Here’s the bug: in Cache::getSize(), the iterator i is accessed outside the protection of the Cache lock. You may think that this is safe, since the lookup occurs inside the lock. But suppose we have two threads running simultaneously, one calling getSize(“foo”), and the other calling invalidate(“foo”):

Thread A: getSize(“foo”) Thread B: invalidate(“foo”)
{
    Lock lock(mLock);
    i = mMap.find(filename);
    if (i == mMap.end()) {
       return 0;
    }
} // release cache lock
Lock lock(mLock);
i = mMap.find(filename);
if (i != mMap.end()) {
    mMap.erase(i);
}
return i->second->getSize();

By the time Thread A uses the iterator returned by map::find(), the call to invalidate() has, well, invalidated it. I suspect that the author of this code remembered that map::erase() invalidates the iterator used in the erase() itself, but not the corollary that map::erase() also invalidates any other iterator that references the same element.

If you think about how std::map is implemented, it’s obvious that erase() should have this property. Internally, std::map usually uses some type of balanced tree. With that foundation, the simplest implementation of std::map::iterator is just a thin wrapper around a pointer to a node in the tree. map::erase() must delete that node (otherwise, when would it be deleted?), so accessing an iterator after it has been erase‘d is literally a free memory read, an obvious memory management error.

In this case, the solution is simple: just extract the FileInfo pointer from the iterator before releasing the Cache lock, as follows:

    int64_t getSize(const string& filename)
    {
        // Get the current size of a file in the cache.

        FileInfo *info;

        {
            // Grab the cache lock for the lookup.

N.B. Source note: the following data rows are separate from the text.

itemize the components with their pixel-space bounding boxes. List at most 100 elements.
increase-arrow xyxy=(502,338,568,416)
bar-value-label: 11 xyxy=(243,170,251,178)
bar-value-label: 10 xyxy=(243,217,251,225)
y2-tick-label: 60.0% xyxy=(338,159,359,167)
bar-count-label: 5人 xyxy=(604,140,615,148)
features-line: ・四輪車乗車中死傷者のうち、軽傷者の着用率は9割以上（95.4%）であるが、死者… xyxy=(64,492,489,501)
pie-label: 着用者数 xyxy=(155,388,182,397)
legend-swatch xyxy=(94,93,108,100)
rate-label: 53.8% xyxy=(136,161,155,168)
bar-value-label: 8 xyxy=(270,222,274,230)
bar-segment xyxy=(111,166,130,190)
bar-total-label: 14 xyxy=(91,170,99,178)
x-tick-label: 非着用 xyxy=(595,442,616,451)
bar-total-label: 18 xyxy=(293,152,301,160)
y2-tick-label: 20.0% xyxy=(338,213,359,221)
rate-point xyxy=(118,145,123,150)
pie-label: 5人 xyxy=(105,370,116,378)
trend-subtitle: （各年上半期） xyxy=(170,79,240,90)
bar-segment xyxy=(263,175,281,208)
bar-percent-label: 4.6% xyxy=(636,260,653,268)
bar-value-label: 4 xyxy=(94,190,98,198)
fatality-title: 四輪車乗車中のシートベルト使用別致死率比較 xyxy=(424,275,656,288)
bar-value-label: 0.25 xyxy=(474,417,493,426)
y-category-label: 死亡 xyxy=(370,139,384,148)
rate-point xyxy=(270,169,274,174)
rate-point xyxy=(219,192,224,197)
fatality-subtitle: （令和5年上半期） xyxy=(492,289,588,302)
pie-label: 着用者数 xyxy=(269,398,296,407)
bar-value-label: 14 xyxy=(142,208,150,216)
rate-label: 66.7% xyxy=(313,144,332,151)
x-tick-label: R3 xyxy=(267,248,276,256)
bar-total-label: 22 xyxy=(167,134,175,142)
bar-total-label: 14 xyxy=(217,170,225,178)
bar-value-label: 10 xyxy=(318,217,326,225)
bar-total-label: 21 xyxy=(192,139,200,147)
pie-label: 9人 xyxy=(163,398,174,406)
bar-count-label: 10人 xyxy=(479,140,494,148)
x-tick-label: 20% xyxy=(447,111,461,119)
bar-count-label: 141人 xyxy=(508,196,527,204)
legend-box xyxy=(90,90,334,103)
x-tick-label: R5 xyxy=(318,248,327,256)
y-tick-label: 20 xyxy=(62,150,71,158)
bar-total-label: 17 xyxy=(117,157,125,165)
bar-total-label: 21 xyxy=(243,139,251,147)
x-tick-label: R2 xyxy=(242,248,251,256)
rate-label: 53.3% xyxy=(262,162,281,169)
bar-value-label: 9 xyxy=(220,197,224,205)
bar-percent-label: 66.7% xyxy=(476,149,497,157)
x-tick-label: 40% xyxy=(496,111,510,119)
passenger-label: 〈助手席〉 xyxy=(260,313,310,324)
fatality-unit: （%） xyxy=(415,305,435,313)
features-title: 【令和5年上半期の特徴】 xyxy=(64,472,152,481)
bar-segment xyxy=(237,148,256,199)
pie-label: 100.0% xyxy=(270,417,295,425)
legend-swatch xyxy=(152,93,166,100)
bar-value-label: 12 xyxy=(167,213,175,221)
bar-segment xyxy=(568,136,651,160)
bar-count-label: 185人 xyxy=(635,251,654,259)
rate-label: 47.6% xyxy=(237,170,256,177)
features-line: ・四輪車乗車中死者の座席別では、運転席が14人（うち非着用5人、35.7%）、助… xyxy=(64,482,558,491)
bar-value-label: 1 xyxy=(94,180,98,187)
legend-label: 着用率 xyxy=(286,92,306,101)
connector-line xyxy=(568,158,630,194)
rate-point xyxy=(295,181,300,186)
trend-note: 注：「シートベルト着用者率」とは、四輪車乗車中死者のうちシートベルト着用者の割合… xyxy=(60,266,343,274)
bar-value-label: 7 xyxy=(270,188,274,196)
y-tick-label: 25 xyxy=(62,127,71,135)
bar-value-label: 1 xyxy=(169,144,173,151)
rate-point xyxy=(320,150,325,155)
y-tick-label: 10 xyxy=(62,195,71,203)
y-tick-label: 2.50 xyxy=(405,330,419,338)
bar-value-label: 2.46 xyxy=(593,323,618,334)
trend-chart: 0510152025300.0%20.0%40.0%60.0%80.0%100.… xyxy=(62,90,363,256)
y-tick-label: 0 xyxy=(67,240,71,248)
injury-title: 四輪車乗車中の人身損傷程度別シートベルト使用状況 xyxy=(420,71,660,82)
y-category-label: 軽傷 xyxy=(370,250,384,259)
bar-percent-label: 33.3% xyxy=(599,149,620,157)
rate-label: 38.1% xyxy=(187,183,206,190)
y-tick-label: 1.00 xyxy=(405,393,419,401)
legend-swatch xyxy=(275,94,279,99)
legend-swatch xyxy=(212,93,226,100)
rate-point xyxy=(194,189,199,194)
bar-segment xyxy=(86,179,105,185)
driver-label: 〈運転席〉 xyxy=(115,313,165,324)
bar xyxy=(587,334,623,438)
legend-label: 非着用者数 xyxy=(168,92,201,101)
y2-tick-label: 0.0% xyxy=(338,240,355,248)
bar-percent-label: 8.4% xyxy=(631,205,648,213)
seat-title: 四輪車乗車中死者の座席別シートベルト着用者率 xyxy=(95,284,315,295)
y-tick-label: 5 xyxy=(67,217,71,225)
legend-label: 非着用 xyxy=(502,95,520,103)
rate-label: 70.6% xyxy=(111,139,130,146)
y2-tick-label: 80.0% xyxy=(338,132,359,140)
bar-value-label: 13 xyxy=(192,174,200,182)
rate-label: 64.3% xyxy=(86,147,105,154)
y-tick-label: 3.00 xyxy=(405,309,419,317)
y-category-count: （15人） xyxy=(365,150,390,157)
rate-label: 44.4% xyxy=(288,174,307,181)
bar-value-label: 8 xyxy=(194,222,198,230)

            Lock lock(mLock);
            map_type::iterator i = mMap.find(filename);
            if (i == mMap.end()) {
                return 0;
            }
            info = i->second;
        } // release cache lock

        // Relay the getSize() request to the FileInfo
        // object; this must happen <i>after</i> releasing
        // the cache lock, because FileInfo::getSize() 
        // can block.

        return info->getSize();
    }

Eternal vigilance

The interesting thing about this bug is that it would have been nearly impossible to detect with testing alone. This is why code reviews are so important in our profession, and why projects that really demand bug-free code rely so heavily on them. As they say, “Eternal vigilance is the price of multithreaded programming.” With that, I’m off to review some more code. Shouldn’t you?